Polyglot Persistence

February 18, 2023

Neal Ford created the term “Polyglot Programming” in 2006 based on the idea that different programming languages are suited to different kinds of problems. The same concept has recently been applied to databases. The use of multiple database engines and paradigms to suit different workloads enables organizations to take advantage of each database engine’s strengths is referred to as Polyglot Persistence (Google Scholar shows me a post from Scott Leberknight’s blog in 2008 as one of the earliest references to the term). Relational databases are great at reducing duplication - by normalizing databases, repeated values are minimized and the storage demands are reduced. However, to be able to get information out of these databases, JOINs have to be used to bring data from multiple tables. This makes the use of relational databases more CPU intensive. NoSQL databases are great at horizontal scalability - they can work on clusters of machines by dividing the workload, and they eliminate JOINs by storing related data together at the expense of storage.

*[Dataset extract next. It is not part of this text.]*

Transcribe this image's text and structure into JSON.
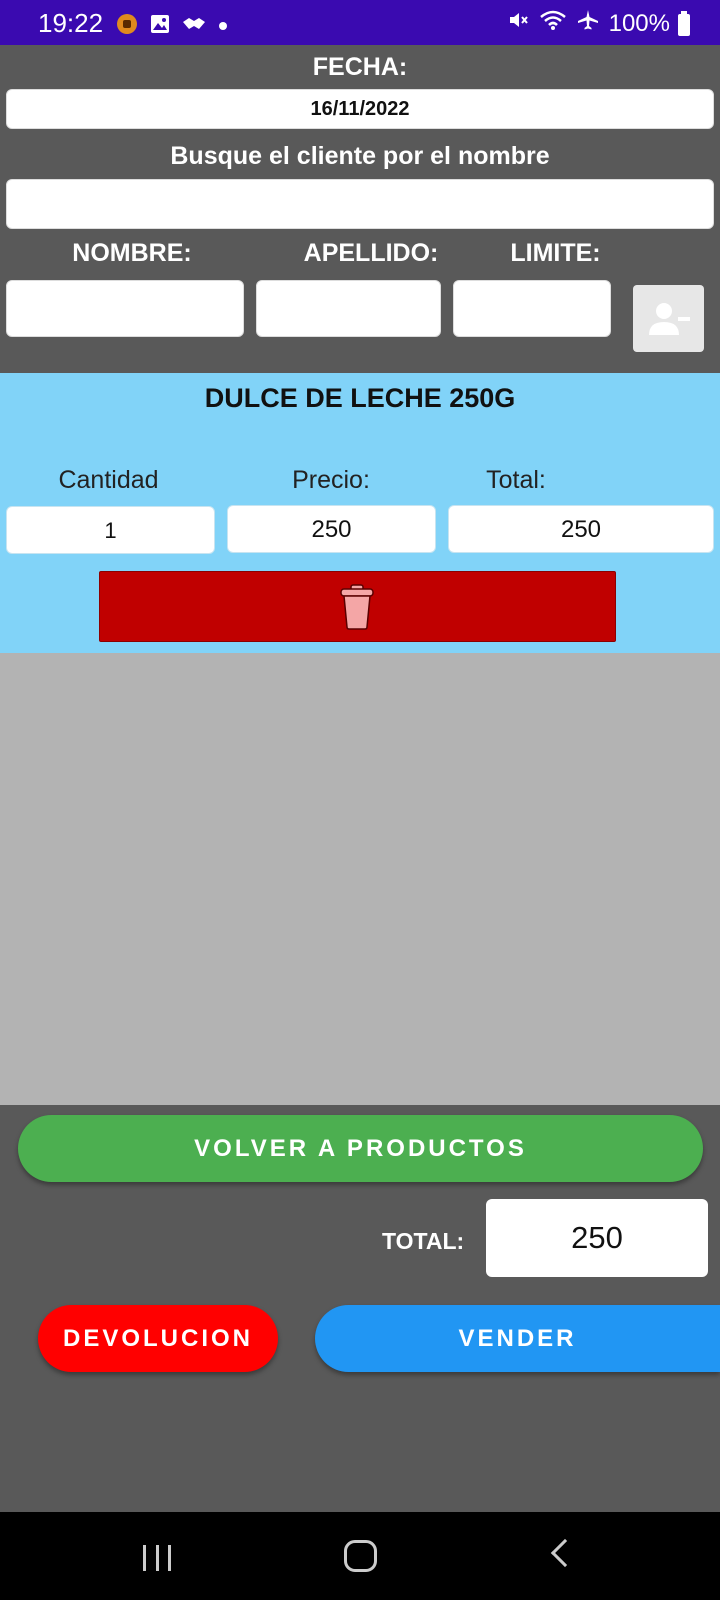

Some applications use a combination of databases by-design - Neo4J for building social-media recommendation engines, Redis for managing sessions within applications, Oracle for storing financial transactions, and MongoDB for product catalogs with varying attributes for different categories of products. At times, applications are tied to a certain primary database (Eg. WordPress’ dependency on MySQL), but plugins can enable the storage of data on other types of data stores to take advantage of certain characteristics of other database engines. An ERP system can use Oracle or MS SQL Server as the primary data storage, but an in-memory data store can be used to provide realtime analytics. Traditional ETL tools provide the ability to process changes as a batch and to get data from a source database into a format that can be read by the destination database. Tools for Change Data Capture (CDC) provide the ability to continuously migrate changes from one data store to another data store thus enabling near-realtime analysis of data.